My mother, at least, makes an effort to understand and to support me in whatever I do. My relationship with my father, however – well, what is it with girls and their fathers anyway? We love and hate in the same breath, hate because they never understand or attempt to let go of their egos, love because we must and because we can’t help it. And slowly but surely, I’m beginning to believe that if my father knew who I really was, he wouldn’t like me as a person. Rather than accept me for who I am, he might choose to believe that he brought me up badly or I was led astray by wayward friends.
Our definitions and ideas of happiness have come to differ so much that I sometimes wonder if he is living vicariously through me, trying to find new life in my endeavours while happening to forget that it is really me I need to please now. I have spent so much of my life living in the shadow of other people’s decisions that I feel, perhaps selfishly, that my childhood passed by while I watched helplessly from the sidelines.

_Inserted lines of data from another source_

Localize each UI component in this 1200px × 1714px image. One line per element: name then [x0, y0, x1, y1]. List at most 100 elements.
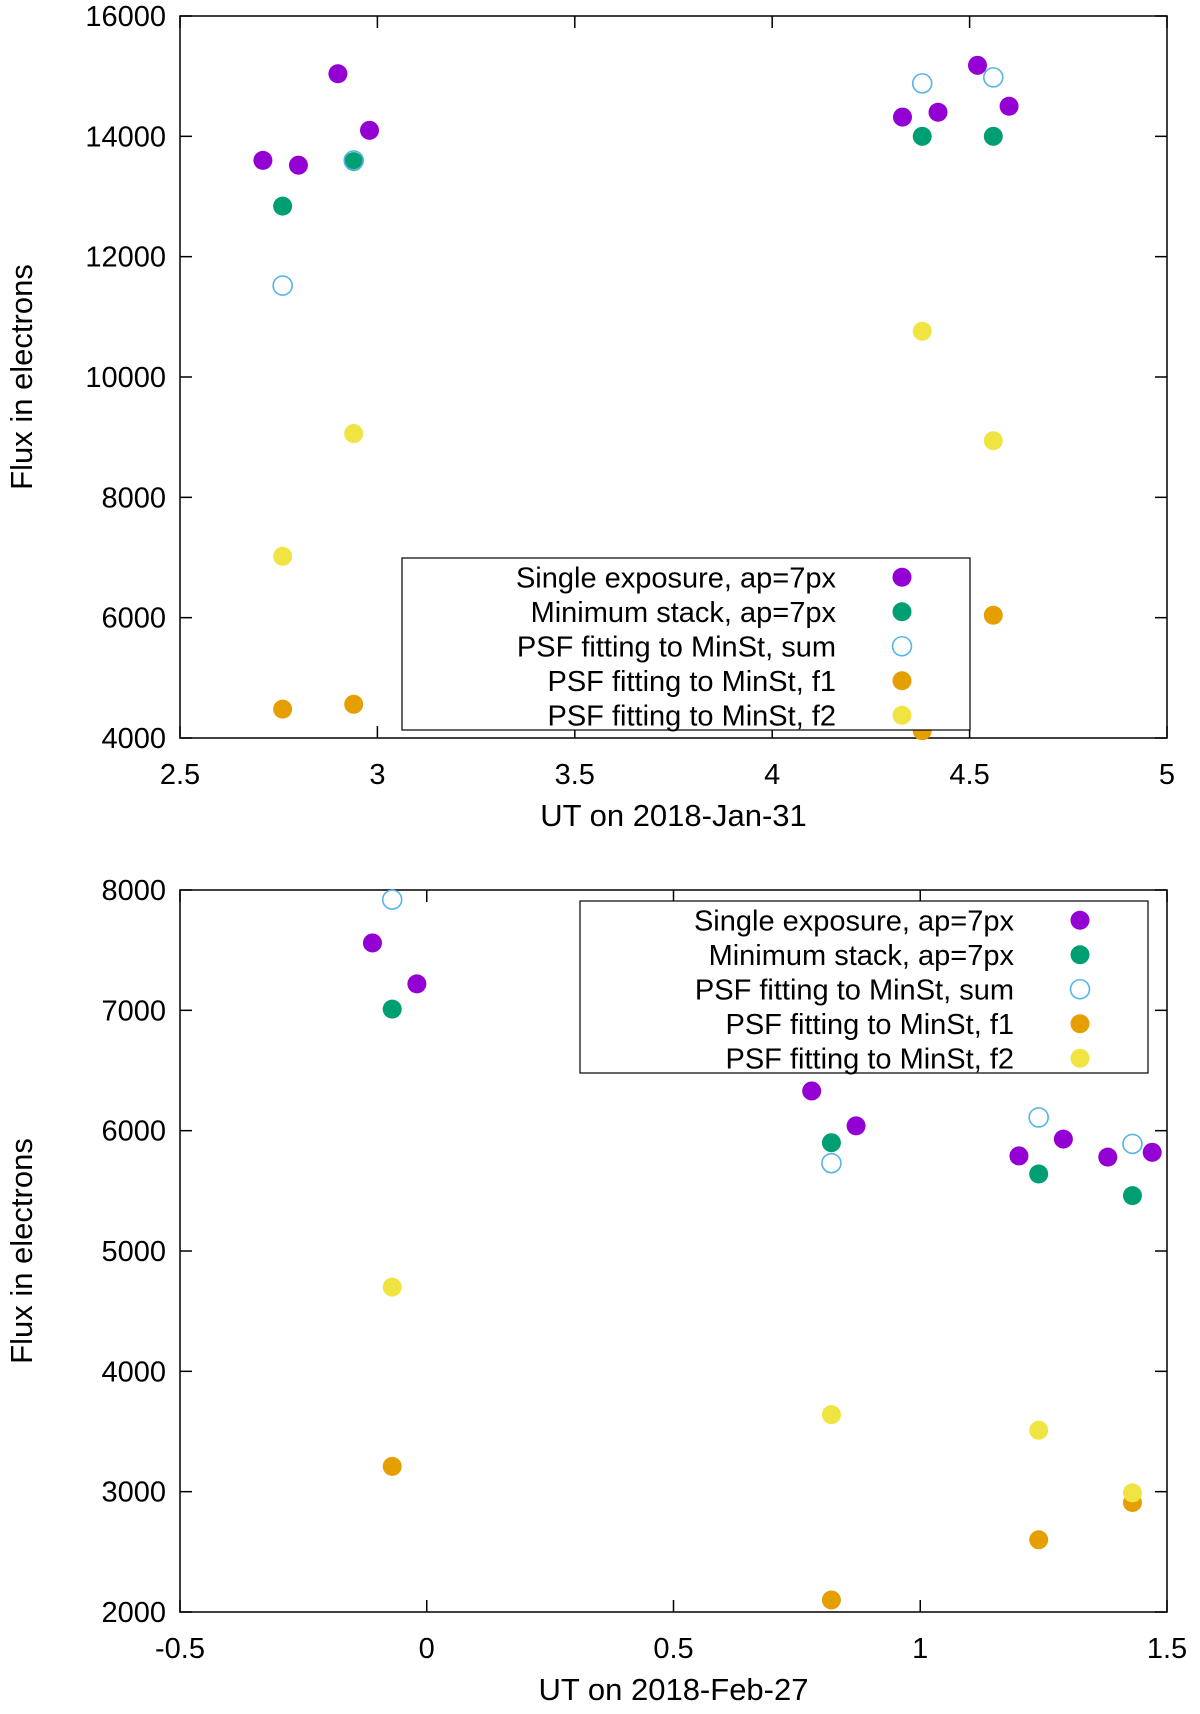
legend-marker — [892, 602, 912, 622]
y-tick-label: 6000 — [101, 1116, 166, 1148]
legend-marker — [892, 671, 912, 691]
legend-entry-label: PSF fitting to MinSt, f2 — [726, 1043, 1015, 1075]
x-tick-label: 0.5 — [653, 1633, 693, 1665]
x-tick-label: -0.5 — [155, 1633, 205, 1665]
data-point-series-4 — [1029, 1420, 1049, 1440]
x-tick-label: 0 — [419, 1633, 435, 1665]
data-point-series-1 — [273, 196, 293, 216]
data-point-series-1 — [821, 1133, 841, 1153]
data-point-series-0 — [928, 102, 948, 122]
legend-entry-label: PSF fitting to MinSt, f2 — [548, 700, 837, 732]
x-tick-label: 1 — [912, 1633, 928, 1665]
data-point-series-0 — [328, 64, 348, 84]
data-point-series-0 — [1009, 1146, 1029, 1166]
legend-marker — [892, 705, 912, 725]
y-tick-label: 10000 — [85, 362, 166, 394]
data-point-series-1 — [382, 999, 402, 1019]
data-point-series-0 — [1053, 1129, 1073, 1149]
x-tick-label: 1.5 — [1147, 1633, 1187, 1665]
y-tick-label: 14000 — [85, 121, 166, 153]
legend-entry-label: PSF fitting to MinSt, sum — [517, 631, 836, 663]
data-point-series-1 — [983, 126, 1003, 146]
data-point-series-3 — [983, 605, 1003, 625]
data-point-series-0 — [999, 96, 1019, 116]
x-tick-label: 4.5 — [949, 759, 989, 791]
data-point-series-1 — [1122, 1186, 1142, 1206]
data-point-series-0 — [967, 55, 987, 75]
x-tick-label: 5 — [1159, 759, 1175, 791]
y-axis-label: Flux in electrons — [4, 264, 39, 490]
data-point-series-0 — [1142, 1142, 1162, 1162]
data-point-series-3 — [1029, 1530, 1049, 1550]
y-tick-label: 6000 — [101, 603, 166, 635]
data-point-series-4 — [273, 546, 293, 566]
x-axis-label: UT on 2018-Feb-27 — [539, 1672, 809, 1707]
data-point-series-3 — [273, 699, 293, 719]
legend-marker — [1070, 910, 1090, 930]
legend-entry-label: Single exposure, ap=7px — [694, 905, 1015, 937]
data-point-series-4 — [912, 321, 932, 341]
y-tick-label: 8000 — [101, 482, 166, 514]
y-tick-label: 5000 — [101, 1236, 166, 1268]
data-point-series-0 — [362, 933, 382, 953]
data-point-series-0 — [407, 974, 427, 994]
data-point-series-4 — [1122, 1483, 1142, 1503]
data-point-series-2 — [343, 150, 365, 171]
legend-entry-label: Single exposure, ap=7px — [516, 562, 837, 594]
y-tick-label: 7000 — [101, 995, 166, 1027]
x-tick-label: 2.5 — [160, 759, 200, 791]
data-point-series-2 — [982, 67, 1004, 88]
x-tick-label: 3 — [369, 759, 385, 791]
data-point-series-2 — [381, 889, 403, 910]
data-point-series-3 — [382, 1456, 402, 1476]
legend-entry-label: PSF fitting to MinSt, f1 — [726, 1009, 1015, 1041]
y-tick-label: 3000 — [101, 1477, 166, 1509]
top-chart-panel: 2.5 3 3.5 4 4.5 5 4000 6000 8000 10000 12000 14000 1… — [4, 1, 1175, 833]
legend-entry-label: PSF fitting to MinSt, f1 — [548, 666, 837, 698]
data-point-series-4 — [382, 1277, 402, 1297]
y-tick-label: 8000 — [101, 875, 166, 907]
legend-box — [401, 557, 971, 731]
data-point-series-0 — [846, 1116, 866, 1136]
data-point-series-4 — [983, 431, 1003, 451]
data-point-series-2 — [821, 1152, 842, 1174]
y-tick-label: 16000 — [85, 1, 166, 33]
x-axis-label: UT on 2018-Jan-31 — [540, 798, 807, 833]
bottom-chart-panel: -0.5 0 0.5 1 1.5 2000 3000 4000 5000 6000 7000 8000… — [4, 875, 1187, 1707]
x-tick-label: 3.5 — [555, 759, 595, 791]
legend-box — [579, 900, 1149, 1074]
legend-entry-label: PSF fitting to MinSt, sum — [695, 974, 1014, 1006]
y-tick-label: 4000 — [101, 1356, 166, 1388]
y-axis-label: Flux in electrons — [4, 1138, 39, 1364]
legend-marker — [1070, 1014, 1090, 1034]
data-point-series-1 — [344, 152, 364, 172]
data-point-series-0 — [253, 150, 273, 170]
legend-marker — [891, 635, 913, 657]
data-point-series-2 — [272, 275, 293, 296]
data-point-series-0 — [360, 120, 380, 140]
legend-entry-label: Minimum stack, ap=7px — [531, 597, 837, 629]
y-tick-label: 12000 — [85, 242, 166, 274]
legend-marker — [1070, 1048, 1090, 1068]
data-point-series-2 — [1028, 1107, 1049, 1128]
data-point-series-0 — [802, 1081, 822, 1101]
y-tick-label: 2000 — [101, 1597, 166, 1629]
data-point-series-4 — [344, 424, 364, 444]
data-point-series-4 — [821, 1405, 841, 1425]
data-point-series-3 — [344, 694, 364, 714]
data-point-series-2 — [1122, 1133, 1143, 1155]
x-tick-label: 4 — [764, 759, 780, 791]
data-point-series-1 — [1029, 1164, 1049, 1184]
data-point-series-0 — [288, 155, 308, 175]
legend-marker — [892, 567, 912, 587]
data-point-series-2 — [911, 73, 933, 94]
legend-marker — [1069, 978, 1091, 1000]
data-point-series-3 — [821, 1590, 841, 1610]
legend-entry-label: Minimum stack, ap=7px — [709, 940, 1015, 972]
data-point-series-0 — [1098, 1147, 1118, 1167]
y-tick-label: 4000 — [101, 723, 166, 755]
data-point-series-1 — [912, 126, 932, 146]
data-point-series-0 — [892, 107, 912, 127]
legend-marker — [1070, 945, 1090, 965]
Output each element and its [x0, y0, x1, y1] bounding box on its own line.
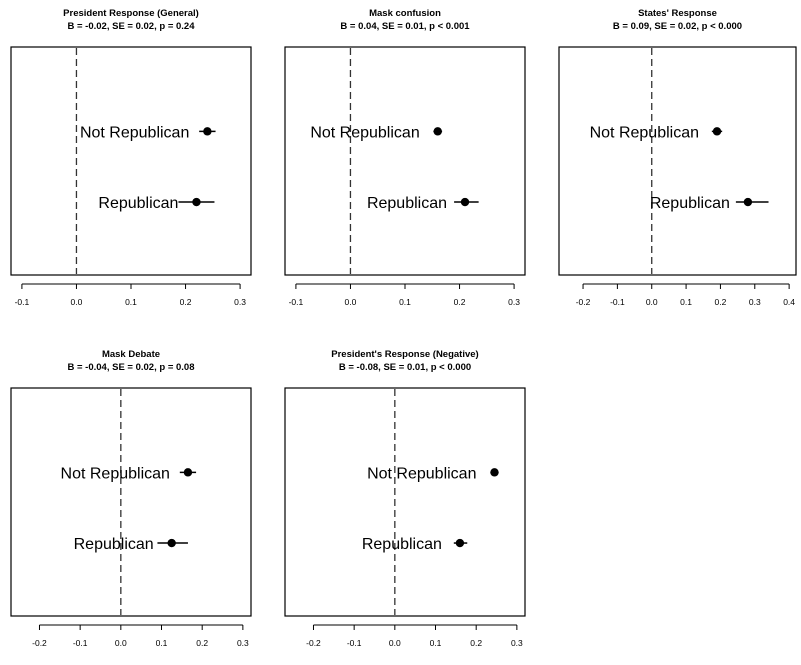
x-tick-label: 0.0	[71, 297, 83, 307]
category-label: Not Republican	[590, 124, 699, 141]
x-tick-label: -0.1	[73, 638, 88, 648]
point-estimate	[433, 127, 442, 136]
plot-frame	[10, 387, 252, 617]
x-tick-label: 0.0	[115, 638, 127, 648]
panel-1: President Response (General) B = -0.02, S…	[10, 8, 252, 307]
plot-frame	[284, 387, 526, 617]
x-tick-label: 0.3	[749, 297, 761, 307]
category-label: Republican	[650, 195, 730, 212]
panel-title: States' Response	[638, 8, 717, 19]
x-tick-label: 0.1	[680, 297, 692, 307]
panel-5: President's Response (Negative) B = -0.08…	[284, 349, 526, 648]
panel-4: Mask Debate B = -0.04, SE = 0.02, p = 0.0…	[10, 349, 252, 648]
panel-3: States' Response B = 0.09, SE = 0.02, p <…	[558, 8, 797, 307]
x-tick-label: 0.2	[715, 297, 727, 307]
x-tick-label: 0.2	[196, 638, 208, 648]
x-tick-label: -0.1	[15, 297, 30, 307]
x-tick-label: 0.1	[125, 297, 137, 307]
x-tick-label: 0.3	[508, 297, 520, 307]
plot-frame	[10, 46, 252, 276]
point-estimate	[192, 197, 201, 207]
point-estimate	[743, 197, 753, 207]
x-tick-label: -0.1	[610, 297, 625, 307]
category-label: Not Republican	[61, 465, 170, 482]
x-tick-label: 0.0	[646, 297, 658, 307]
x-tick-label: 0.2	[470, 638, 482, 648]
plot-frame	[284, 46, 526, 276]
category-label: Not Republican	[80, 124, 189, 141]
panel-subtitle: B = 0.09, SE = 0.02, p < 0.000	[613, 21, 742, 32]
panel-title: Mask confusion	[369, 8, 441, 19]
point-estimate	[167, 538, 176, 548]
panel-title: Mask Debate	[102, 349, 160, 360]
point-estimate	[183, 468, 193, 477]
x-tick-label: -0.2	[576, 297, 591, 307]
panel-2: Mask confusion B = 0.04, SE = 0.01, p < 0…	[284, 8, 526, 307]
category-label: Republican	[98, 195, 178, 212]
x-tick-label: 0.1	[430, 638, 442, 648]
plot-frame	[558, 46, 797, 276]
point-estimate	[455, 538, 465, 548]
point-estimate	[712, 127, 722, 136]
point-estimate	[203, 127, 212, 136]
x-tick-label: 0.3	[237, 638, 249, 648]
x-tick-label: 0.2	[454, 297, 466, 307]
point-estimate	[460, 197, 470, 207]
panel-subtitle: B = -0.08, SE = 0.01, p < 0.000	[339, 362, 471, 373]
category-label: Not Republican	[367, 465, 476, 482]
x-tick-label: 0.4	[783, 297, 795, 307]
panel-title: President Response (General)	[63, 8, 199, 19]
panel-subtitle: B = -0.04, SE = 0.02, p = 0.08	[67, 362, 194, 373]
x-tick-label: 0.0	[345, 297, 357, 307]
category-label: Republican	[362, 536, 442, 553]
x-tick-label: 0.2	[180, 297, 192, 307]
panel-title: President's Response (Negative)	[331, 349, 478, 360]
x-tick-label: -0.2	[32, 638, 47, 648]
x-tick-label: 0.1	[156, 638, 168, 648]
category-label: Republican	[74, 536, 154, 553]
x-tick-label: -0.1	[347, 638, 362, 648]
panel-subtitle: B = 0.04, SE = 0.01, p < 0.001	[340, 21, 470, 32]
x-tick-label: 0.1	[399, 297, 411, 307]
x-tick-label: 0.3	[511, 638, 523, 648]
category-label: Republican	[367, 195, 447, 212]
x-tick-label: 0.3	[234, 297, 246, 307]
x-tick-label: -0.2	[306, 638, 321, 648]
x-tick-label: -0.1	[289, 297, 304, 307]
panel-subtitle: B = -0.02, SE = 0.02, p = 0.24	[67, 21, 195, 32]
x-tick-label: 0.0	[389, 638, 401, 648]
category-label: Not Republican	[310, 124, 419, 141]
point-estimate	[490, 468, 499, 477]
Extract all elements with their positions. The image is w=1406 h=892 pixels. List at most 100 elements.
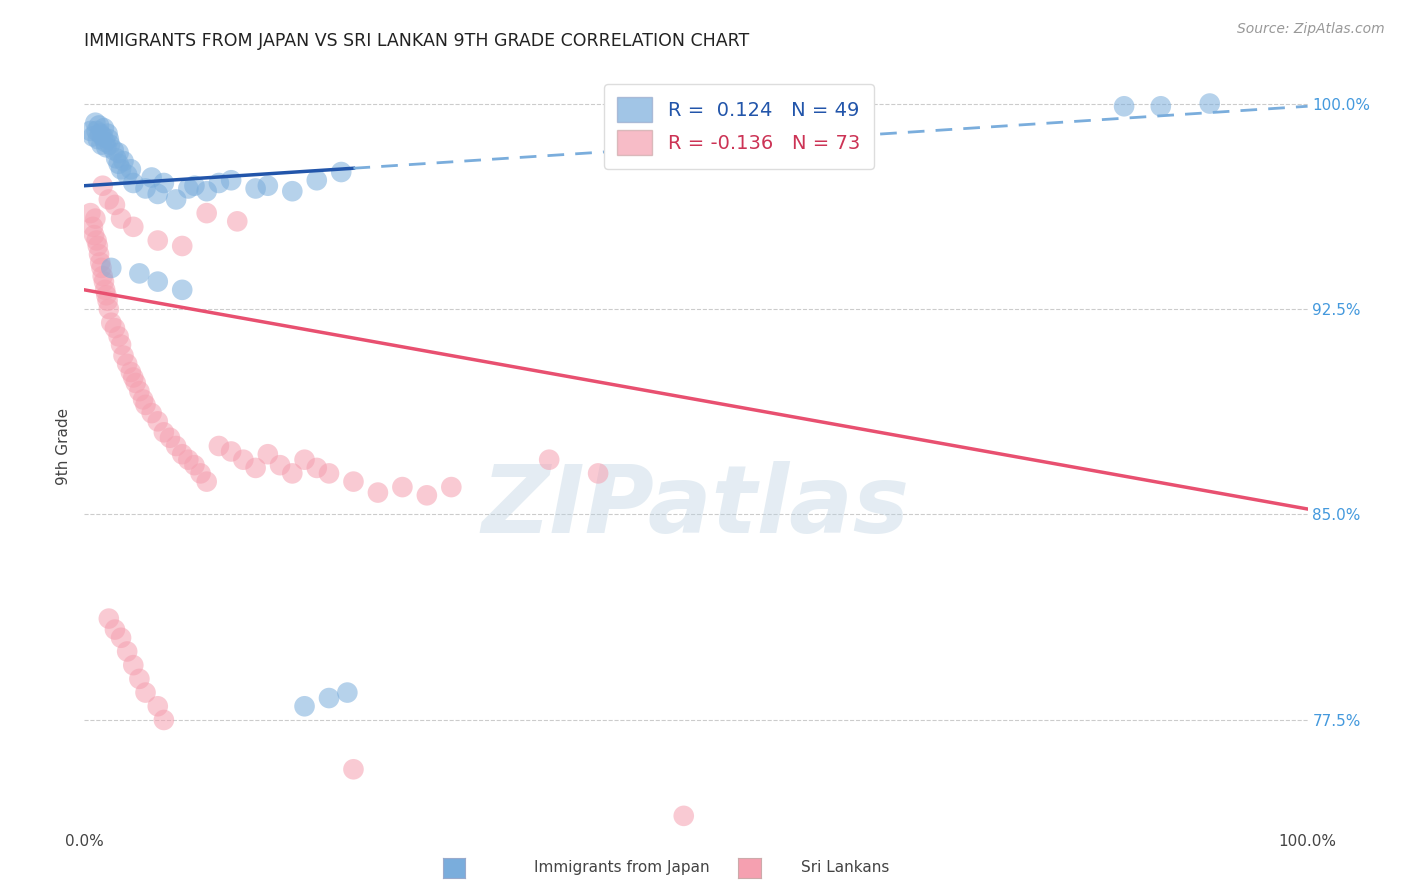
Point	[86, 234, 108, 248]
Point	[172, 283, 194, 297]
Legend: R =  0.124   N = 49, R = -0.136   N = 73: R = 0.124 N = 49, R = -0.136 N = 73	[603, 84, 873, 169]
Point	[269, 458, 291, 472]
Point	[79, 206, 101, 220]
Point	[82, 219, 104, 234]
Point	[153, 425, 176, 440]
Point	[190, 467, 212, 481]
Point	[110, 211, 132, 226]
Point	[104, 623, 127, 637]
Point	[391, 480, 413, 494]
Point	[1198, 96, 1220, 111]
Point	[1114, 99, 1136, 113]
Point	[90, 137, 112, 152]
Point	[232, 452, 254, 467]
Point	[128, 672, 150, 686]
Point	[281, 467, 304, 481]
Point	[97, 132, 120, 146]
Point	[305, 461, 328, 475]
Text: Immigrants from Japan: Immigrants from Japan	[534, 861, 710, 875]
Point	[115, 168, 138, 182]
Point	[105, 151, 128, 165]
Point	[128, 266, 150, 280]
Point	[91, 269, 114, 284]
Point	[82, 129, 104, 144]
Point	[103, 143, 125, 157]
Point	[97, 301, 120, 316]
Point	[122, 219, 145, 234]
Point	[135, 685, 157, 699]
Point	[110, 631, 132, 645]
Point	[195, 475, 218, 489]
Point	[115, 644, 138, 658]
Point	[153, 176, 176, 190]
Point	[208, 439, 231, 453]
Point	[219, 444, 242, 458]
Text: ZIPatlas: ZIPatlas	[482, 461, 910, 553]
Point	[146, 414, 169, 428]
Point	[330, 165, 353, 179]
Point	[336, 685, 359, 699]
Point	[135, 181, 157, 195]
Point	[1150, 99, 1173, 113]
Point	[146, 234, 169, 248]
Text: Sri Lankans: Sri Lankans	[801, 861, 890, 875]
Point	[159, 431, 181, 445]
Point	[120, 162, 142, 177]
Point	[93, 121, 115, 136]
Point	[79, 124, 101, 138]
Point	[257, 447, 280, 461]
Point	[107, 145, 129, 160]
Text: Source: ZipAtlas.com: Source: ZipAtlas.com	[1237, 22, 1385, 37]
Point	[141, 170, 163, 185]
Point	[91, 129, 114, 144]
Point	[183, 458, 205, 472]
Point	[87, 132, 110, 146]
Point	[89, 127, 111, 141]
Point	[90, 260, 112, 275]
Point	[97, 611, 120, 625]
Point	[342, 762, 364, 776]
Point	[281, 184, 304, 198]
Point	[195, 184, 218, 198]
Point	[87, 247, 110, 261]
Point	[318, 467, 340, 481]
Point	[112, 154, 135, 169]
Point	[94, 135, 117, 149]
Point	[135, 398, 157, 412]
Point	[257, 178, 280, 193]
Point	[91, 178, 114, 193]
Point	[172, 447, 194, 461]
Y-axis label: 9th Grade: 9th Grade	[56, 408, 72, 484]
Point	[125, 376, 148, 390]
Point	[195, 206, 218, 220]
Point	[132, 392, 155, 407]
Point	[122, 370, 145, 384]
Point	[97, 193, 120, 207]
Point	[245, 461, 267, 475]
Point	[86, 124, 108, 138]
Point	[172, 239, 194, 253]
Point	[115, 357, 138, 371]
Point	[177, 452, 200, 467]
Point	[104, 321, 127, 335]
Point	[586, 467, 609, 481]
Point	[245, 181, 267, 195]
Point	[367, 485, 389, 500]
Point	[96, 140, 118, 154]
Point	[208, 176, 231, 190]
Point	[294, 699, 316, 714]
Point	[100, 260, 122, 275]
Point	[107, 329, 129, 343]
Point	[120, 365, 142, 379]
Point	[538, 452, 561, 467]
Point	[165, 439, 187, 453]
Point	[416, 488, 439, 502]
Point	[219, 173, 242, 187]
Point	[226, 214, 249, 228]
Point	[122, 176, 145, 190]
Text: IMMIGRANTS FROM JAPAN VS SRI LANKAN 9TH GRADE CORRELATION CHART: IMMIGRANTS FROM JAPAN VS SRI LANKAN 9TH …	[84, 32, 749, 50]
Point	[342, 475, 364, 489]
Point	[146, 275, 169, 289]
Point	[110, 337, 132, 351]
Point	[112, 349, 135, 363]
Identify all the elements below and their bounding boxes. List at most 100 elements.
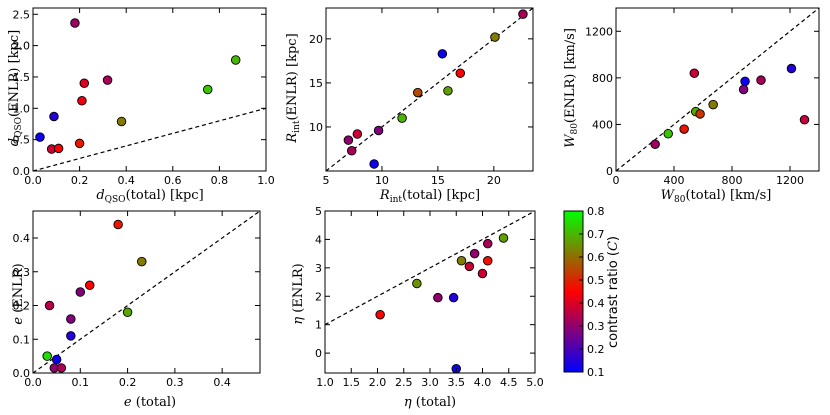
data-point bbox=[397, 113, 407, 123]
y-tick-label: 15 bbox=[309, 77, 323, 90]
x-tick-label: 0.4 bbox=[213, 376, 231, 389]
data-point bbox=[799, 115, 810, 125]
data-point bbox=[51, 354, 62, 365]
x-tick-label: 0.6 bbox=[164, 174, 182, 187]
data-point bbox=[455, 68, 466, 78]
y-tick-label: 400 bbox=[592, 118, 613, 131]
data-point bbox=[113, 219, 123, 230]
x-tick-label: 5 bbox=[323, 174, 330, 187]
data-point bbox=[66, 331, 76, 341]
x-tick-label: 1.5 bbox=[343, 376, 361, 389]
y-tick-label: 0.1 bbox=[13, 333, 31, 346]
data-point bbox=[53, 143, 64, 154]
data-point bbox=[412, 278, 422, 289]
x-tick-label: 15 bbox=[431, 174, 445, 187]
data-point bbox=[137, 256, 147, 267]
data-point bbox=[679, 124, 689, 134]
x-tick-label: 4.0 bbox=[474, 376, 492, 389]
data-point bbox=[469, 248, 480, 259]
reference-line bbox=[616, 8, 819, 171]
data-point bbox=[689, 68, 700, 78]
y-tick-label: 0 bbox=[606, 165, 613, 178]
data-point bbox=[373, 125, 384, 136]
x-tick-label: 400 bbox=[664, 174, 685, 187]
y-tick-label: 2 bbox=[315, 290, 322, 303]
reference-line bbox=[326, 8, 533, 171]
x-tick-label: 0.2 bbox=[119, 376, 137, 389]
data-point bbox=[490, 32, 500, 42]
data-point bbox=[122, 307, 133, 318]
ylabel-w80: W80(ENLR) [km/s] bbox=[563, 28, 580, 148]
x-tick-label: 0.4 bbox=[117, 174, 135, 187]
axes-frame bbox=[32, 210, 261, 374]
x-tick-label: 10 bbox=[375, 174, 389, 187]
data-point bbox=[84, 280, 95, 291]
data-point bbox=[518, 9, 528, 19]
xlabel-r: Rint(total) [kpc] bbox=[379, 188, 480, 205]
data-point bbox=[35, 132, 45, 142]
data-point bbox=[663, 128, 673, 139]
data-point bbox=[413, 87, 423, 98]
y-tick-label: 1200 bbox=[585, 25, 613, 38]
y-tick-label: 1.5 bbox=[13, 71, 31, 84]
y-tick-label: 0.0 bbox=[13, 367, 31, 380]
ylabel-r: Rint(ENLR) [kpc] bbox=[285, 33, 302, 143]
data-point bbox=[437, 49, 448, 59]
xlabel-w80: W80(total) [km/s] bbox=[661, 188, 772, 205]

The irony of feeling most comfortable with myself in places that are not my comfort zone doesn’t escape me and while I can’t go on travelling indefinitely, the pull to find a little place, all my own, where I can be myself grows inexorably stronger.
And this to me is strange, that once I lived in an ivory tower where I looked up to my father and truly wanted to be anything he wanted me to be while now, I want to be my own person but still beg his blessing. I am who I am now, and I can’t change that. What hurts most is that sometimes, on truly bad days, he makes me feel as if I should want to.
Coming home is meant to be a comforting experience, like sliding into water that is warm as a womb. But I cannot completely relax when disapproval and guilt hang like a mantle over us.
All I do is wonder why it is that being in your arms anchors me so completely where my own flesh and blood fail to make me feel complete.